I see Jailbird as being a case of diminishing returns. People may take the trait because they want interaction; and the general consensus seems to be that if the security player doesn't want to be bothered to deal with the jailbird in any meaningful sense (such as just unflagging them) then that is subpar behavior.
But to me it's a matter of jailbirds getting old? Like if you play 3 rounds, and the same character is present all three shifts. That's three interactions with Player 1 because they took a trait. Which might be amazing interactions, who knows! But then add 2-3 more jailbirds all playing in a similar timeframe. Then over three security rounds you've got 9 relatively similar interactions of "What did you do this time, Bart? Ohp, Killed a guy? Shame on you Bart"; while possibly trying to juggle that with actual crimes, either by antagonists or just people being rowdy.
Then take that and put it over a month of gameplay; where now you've had 85(ish) similar interactions with people; with maybe the occasional good interaction shining through. For me, dealing with the random jailbird for hundreds of rounds just became tedious. I don't really know what you do to "fix it". Making stowaways a job was a nice change for the trait; so my brain automatically says "make criminal a role

" but that sounds like it would just encourage all the wrong behaviors and expectations.
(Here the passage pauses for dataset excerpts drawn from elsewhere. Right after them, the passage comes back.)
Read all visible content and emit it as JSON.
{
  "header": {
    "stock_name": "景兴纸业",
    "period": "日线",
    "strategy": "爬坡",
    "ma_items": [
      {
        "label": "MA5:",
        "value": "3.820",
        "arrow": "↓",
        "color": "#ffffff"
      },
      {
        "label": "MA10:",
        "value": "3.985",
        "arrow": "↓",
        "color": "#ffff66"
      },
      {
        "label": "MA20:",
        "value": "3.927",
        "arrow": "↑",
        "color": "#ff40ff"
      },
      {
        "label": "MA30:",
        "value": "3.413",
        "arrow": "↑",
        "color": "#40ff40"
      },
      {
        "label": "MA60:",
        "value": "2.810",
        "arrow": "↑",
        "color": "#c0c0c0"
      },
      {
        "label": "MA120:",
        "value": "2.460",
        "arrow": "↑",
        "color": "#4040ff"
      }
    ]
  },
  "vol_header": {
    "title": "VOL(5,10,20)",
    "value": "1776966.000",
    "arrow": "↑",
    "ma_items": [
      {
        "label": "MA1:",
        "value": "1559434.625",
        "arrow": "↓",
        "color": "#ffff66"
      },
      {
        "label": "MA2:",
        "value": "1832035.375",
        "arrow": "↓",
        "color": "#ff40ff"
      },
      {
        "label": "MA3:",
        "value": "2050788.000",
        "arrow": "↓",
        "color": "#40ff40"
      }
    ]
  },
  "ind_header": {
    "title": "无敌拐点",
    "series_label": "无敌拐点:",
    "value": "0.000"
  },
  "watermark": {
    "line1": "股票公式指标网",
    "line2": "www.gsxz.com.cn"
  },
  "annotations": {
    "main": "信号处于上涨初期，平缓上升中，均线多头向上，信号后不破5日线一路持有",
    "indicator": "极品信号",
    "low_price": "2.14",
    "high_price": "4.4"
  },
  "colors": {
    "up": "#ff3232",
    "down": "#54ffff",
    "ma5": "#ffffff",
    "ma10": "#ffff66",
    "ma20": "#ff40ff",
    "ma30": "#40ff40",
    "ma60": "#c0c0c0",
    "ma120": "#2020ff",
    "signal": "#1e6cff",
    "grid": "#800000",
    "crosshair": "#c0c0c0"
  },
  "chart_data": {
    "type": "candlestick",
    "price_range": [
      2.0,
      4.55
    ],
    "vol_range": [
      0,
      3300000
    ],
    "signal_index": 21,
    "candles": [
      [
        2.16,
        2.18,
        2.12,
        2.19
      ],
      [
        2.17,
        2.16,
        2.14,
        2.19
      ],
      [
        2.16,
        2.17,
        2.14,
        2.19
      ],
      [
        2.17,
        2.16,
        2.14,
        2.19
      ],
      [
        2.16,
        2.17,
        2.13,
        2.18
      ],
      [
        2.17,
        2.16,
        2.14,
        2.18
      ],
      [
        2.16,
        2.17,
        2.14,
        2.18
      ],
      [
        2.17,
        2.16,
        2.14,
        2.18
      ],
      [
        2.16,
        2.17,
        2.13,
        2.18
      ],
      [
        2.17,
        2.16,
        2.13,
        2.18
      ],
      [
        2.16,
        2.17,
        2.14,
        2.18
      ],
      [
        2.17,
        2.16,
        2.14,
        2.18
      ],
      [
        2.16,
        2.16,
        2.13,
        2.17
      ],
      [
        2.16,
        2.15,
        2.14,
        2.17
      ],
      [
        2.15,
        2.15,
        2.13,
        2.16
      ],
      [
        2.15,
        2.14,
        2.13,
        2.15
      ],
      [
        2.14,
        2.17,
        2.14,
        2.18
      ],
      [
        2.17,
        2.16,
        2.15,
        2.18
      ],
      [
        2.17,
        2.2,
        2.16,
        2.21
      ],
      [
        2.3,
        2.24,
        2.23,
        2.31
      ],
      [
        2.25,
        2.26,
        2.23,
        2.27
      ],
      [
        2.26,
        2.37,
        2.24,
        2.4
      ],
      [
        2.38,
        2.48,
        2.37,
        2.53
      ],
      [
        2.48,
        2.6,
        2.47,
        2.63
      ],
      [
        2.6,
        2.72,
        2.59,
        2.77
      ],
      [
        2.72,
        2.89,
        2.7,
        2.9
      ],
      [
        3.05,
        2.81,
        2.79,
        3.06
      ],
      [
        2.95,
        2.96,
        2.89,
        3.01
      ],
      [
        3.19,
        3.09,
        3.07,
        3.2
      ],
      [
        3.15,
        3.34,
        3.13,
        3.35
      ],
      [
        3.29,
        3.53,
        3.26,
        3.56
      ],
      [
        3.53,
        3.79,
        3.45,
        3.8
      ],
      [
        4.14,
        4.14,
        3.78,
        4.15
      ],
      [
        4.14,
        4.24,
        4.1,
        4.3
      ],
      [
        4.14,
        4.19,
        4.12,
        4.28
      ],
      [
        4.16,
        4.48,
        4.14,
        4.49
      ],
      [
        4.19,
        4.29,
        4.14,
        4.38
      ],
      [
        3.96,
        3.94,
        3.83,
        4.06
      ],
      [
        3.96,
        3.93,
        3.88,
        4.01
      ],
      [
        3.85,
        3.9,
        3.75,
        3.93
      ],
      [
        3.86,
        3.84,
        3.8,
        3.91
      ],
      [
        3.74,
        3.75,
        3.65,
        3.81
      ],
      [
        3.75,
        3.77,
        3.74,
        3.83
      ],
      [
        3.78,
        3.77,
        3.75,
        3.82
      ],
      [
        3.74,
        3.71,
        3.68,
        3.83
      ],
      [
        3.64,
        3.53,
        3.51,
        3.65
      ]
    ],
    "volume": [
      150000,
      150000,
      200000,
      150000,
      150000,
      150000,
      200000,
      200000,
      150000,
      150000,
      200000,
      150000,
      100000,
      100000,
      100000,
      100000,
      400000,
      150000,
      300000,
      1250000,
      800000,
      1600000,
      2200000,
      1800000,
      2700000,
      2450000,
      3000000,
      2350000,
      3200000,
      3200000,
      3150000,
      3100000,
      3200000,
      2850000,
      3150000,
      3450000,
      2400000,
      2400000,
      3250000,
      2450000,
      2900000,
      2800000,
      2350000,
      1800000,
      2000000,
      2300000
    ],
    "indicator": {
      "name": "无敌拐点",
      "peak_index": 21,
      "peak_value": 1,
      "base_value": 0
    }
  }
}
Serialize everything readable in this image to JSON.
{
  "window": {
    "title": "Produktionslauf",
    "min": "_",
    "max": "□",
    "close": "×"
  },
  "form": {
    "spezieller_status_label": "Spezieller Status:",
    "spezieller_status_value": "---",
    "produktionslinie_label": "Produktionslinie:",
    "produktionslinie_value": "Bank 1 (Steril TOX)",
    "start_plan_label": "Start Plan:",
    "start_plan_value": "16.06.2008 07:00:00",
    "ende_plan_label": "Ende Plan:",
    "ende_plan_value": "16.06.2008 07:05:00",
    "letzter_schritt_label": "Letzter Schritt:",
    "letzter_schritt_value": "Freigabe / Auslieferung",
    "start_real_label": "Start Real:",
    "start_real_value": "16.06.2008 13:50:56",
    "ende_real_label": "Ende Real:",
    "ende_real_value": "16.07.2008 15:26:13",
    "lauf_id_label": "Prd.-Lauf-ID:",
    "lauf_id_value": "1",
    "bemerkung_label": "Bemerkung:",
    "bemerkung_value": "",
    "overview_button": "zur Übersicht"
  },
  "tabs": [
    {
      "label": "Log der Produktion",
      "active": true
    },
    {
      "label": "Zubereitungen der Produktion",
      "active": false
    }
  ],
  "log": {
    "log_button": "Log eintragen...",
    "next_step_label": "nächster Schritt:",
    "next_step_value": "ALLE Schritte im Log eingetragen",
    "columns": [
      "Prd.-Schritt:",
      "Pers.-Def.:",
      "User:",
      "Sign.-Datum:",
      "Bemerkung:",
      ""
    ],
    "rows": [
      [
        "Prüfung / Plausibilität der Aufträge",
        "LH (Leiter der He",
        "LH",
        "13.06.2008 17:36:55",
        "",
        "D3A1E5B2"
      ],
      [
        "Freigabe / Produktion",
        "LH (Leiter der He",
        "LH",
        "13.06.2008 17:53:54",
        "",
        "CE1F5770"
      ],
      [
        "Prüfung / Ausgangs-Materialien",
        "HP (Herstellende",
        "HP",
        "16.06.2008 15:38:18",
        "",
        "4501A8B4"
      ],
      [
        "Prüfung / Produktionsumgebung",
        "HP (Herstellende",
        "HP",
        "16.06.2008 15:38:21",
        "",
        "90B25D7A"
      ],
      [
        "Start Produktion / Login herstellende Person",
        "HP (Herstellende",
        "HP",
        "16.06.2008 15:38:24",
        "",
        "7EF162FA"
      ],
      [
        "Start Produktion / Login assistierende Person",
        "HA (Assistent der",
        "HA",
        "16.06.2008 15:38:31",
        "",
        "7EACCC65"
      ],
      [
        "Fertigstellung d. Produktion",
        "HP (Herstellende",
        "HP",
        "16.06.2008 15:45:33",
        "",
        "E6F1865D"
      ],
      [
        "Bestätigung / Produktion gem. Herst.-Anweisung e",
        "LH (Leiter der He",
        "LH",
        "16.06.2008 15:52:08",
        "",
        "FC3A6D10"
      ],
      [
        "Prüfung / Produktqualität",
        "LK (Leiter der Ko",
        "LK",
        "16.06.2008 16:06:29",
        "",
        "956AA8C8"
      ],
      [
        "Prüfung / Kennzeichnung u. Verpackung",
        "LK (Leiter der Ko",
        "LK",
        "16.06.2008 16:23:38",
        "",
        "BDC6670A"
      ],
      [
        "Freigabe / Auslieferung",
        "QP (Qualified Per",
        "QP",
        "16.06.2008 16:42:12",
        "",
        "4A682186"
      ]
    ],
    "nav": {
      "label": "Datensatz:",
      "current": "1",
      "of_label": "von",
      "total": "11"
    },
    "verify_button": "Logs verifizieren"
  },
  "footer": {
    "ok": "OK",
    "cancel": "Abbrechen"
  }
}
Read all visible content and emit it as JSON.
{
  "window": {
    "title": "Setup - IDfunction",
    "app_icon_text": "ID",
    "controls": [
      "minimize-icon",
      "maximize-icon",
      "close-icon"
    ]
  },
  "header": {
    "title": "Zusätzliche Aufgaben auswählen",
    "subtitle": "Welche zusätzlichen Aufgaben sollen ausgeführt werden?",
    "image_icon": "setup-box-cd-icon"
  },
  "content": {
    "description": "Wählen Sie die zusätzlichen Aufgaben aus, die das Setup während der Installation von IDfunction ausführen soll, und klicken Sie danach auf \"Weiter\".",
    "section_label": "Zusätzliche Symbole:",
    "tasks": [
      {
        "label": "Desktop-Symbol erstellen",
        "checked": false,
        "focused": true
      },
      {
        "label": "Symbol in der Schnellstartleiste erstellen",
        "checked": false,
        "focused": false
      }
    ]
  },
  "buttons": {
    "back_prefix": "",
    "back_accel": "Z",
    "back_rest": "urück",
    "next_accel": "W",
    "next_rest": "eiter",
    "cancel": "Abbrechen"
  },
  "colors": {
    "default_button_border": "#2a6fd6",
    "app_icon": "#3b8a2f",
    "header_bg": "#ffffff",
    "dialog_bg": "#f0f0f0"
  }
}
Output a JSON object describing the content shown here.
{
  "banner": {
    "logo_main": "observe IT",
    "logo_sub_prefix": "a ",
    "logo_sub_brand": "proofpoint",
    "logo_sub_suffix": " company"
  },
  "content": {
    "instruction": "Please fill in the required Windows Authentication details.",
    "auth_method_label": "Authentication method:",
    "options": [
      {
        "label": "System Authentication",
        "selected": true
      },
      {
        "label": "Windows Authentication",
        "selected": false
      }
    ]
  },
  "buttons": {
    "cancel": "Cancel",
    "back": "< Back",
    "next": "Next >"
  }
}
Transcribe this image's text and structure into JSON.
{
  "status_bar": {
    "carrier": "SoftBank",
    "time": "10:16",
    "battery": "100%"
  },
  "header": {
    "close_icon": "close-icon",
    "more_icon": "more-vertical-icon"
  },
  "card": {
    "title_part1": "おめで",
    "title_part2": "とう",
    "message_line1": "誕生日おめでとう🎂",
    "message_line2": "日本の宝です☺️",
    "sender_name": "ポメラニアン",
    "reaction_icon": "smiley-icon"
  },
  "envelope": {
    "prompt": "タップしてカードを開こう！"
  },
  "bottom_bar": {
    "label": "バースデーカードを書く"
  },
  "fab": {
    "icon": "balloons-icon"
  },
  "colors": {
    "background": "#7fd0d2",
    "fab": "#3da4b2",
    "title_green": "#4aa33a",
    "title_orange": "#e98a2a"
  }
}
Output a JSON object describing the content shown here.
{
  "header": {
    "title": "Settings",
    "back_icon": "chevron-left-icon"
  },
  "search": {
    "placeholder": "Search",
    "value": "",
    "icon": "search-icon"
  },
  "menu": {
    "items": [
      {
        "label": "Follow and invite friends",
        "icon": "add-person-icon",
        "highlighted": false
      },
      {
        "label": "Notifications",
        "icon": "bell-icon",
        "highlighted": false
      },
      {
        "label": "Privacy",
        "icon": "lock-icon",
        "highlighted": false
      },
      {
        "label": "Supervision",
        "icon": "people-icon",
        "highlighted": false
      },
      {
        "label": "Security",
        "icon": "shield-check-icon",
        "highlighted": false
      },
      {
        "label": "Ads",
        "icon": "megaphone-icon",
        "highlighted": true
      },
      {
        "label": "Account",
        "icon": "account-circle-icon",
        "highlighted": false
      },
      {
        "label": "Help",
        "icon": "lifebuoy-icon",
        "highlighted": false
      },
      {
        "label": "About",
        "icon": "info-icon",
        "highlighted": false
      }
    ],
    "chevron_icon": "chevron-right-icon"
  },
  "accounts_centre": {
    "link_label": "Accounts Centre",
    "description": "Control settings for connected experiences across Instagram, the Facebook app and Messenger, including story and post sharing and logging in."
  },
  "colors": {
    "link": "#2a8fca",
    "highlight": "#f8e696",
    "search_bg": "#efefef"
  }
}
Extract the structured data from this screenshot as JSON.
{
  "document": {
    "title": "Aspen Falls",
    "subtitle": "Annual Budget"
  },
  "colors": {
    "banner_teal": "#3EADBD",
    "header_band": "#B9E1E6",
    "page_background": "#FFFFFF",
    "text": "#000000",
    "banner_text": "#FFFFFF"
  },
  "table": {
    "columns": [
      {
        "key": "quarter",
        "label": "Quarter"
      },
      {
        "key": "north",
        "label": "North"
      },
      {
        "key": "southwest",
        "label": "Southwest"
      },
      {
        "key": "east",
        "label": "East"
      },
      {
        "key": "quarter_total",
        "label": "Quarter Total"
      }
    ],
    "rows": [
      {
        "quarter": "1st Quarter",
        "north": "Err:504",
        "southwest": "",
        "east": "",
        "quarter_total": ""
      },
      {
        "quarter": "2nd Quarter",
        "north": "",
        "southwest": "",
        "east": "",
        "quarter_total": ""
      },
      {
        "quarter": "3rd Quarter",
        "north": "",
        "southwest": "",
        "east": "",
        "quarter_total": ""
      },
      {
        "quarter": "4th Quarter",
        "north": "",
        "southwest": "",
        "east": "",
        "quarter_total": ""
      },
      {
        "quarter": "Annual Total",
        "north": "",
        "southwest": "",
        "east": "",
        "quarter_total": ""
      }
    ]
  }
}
Treating jailbird's crimes with any level of severity also seems hard, considering the emphasis on a speedy process for detainment so people can get back to the game, and I'd personally worry about holding a jailbird for any significant time because I don't even hold murderers for 5 minutes if I can help it.
I understand the point of the thread isn't to say "remove jailbird" but I struggle to find meaningful ways to recontextualize the system in a way that's fun. Maybe letting Jailbirds select their own crimes? That way you can put stupid stuff like "punches puppies" in there or something? That'd at least let people set a type of "tone" to it, possibly communicating how they want the trait approached.
Maybe the trait doesn't mark you round start and an event can trigger the arrest status sort of like a "Be on the look out for John Nanotrasen, for he did *THIS*" thing?
As is now, it feels like a well that runs dry. And then once I stop going to the well for water, people admonish me for not feeding into the thing I've fed into hundreds of times before with mostly lackluster results. I dunno, man!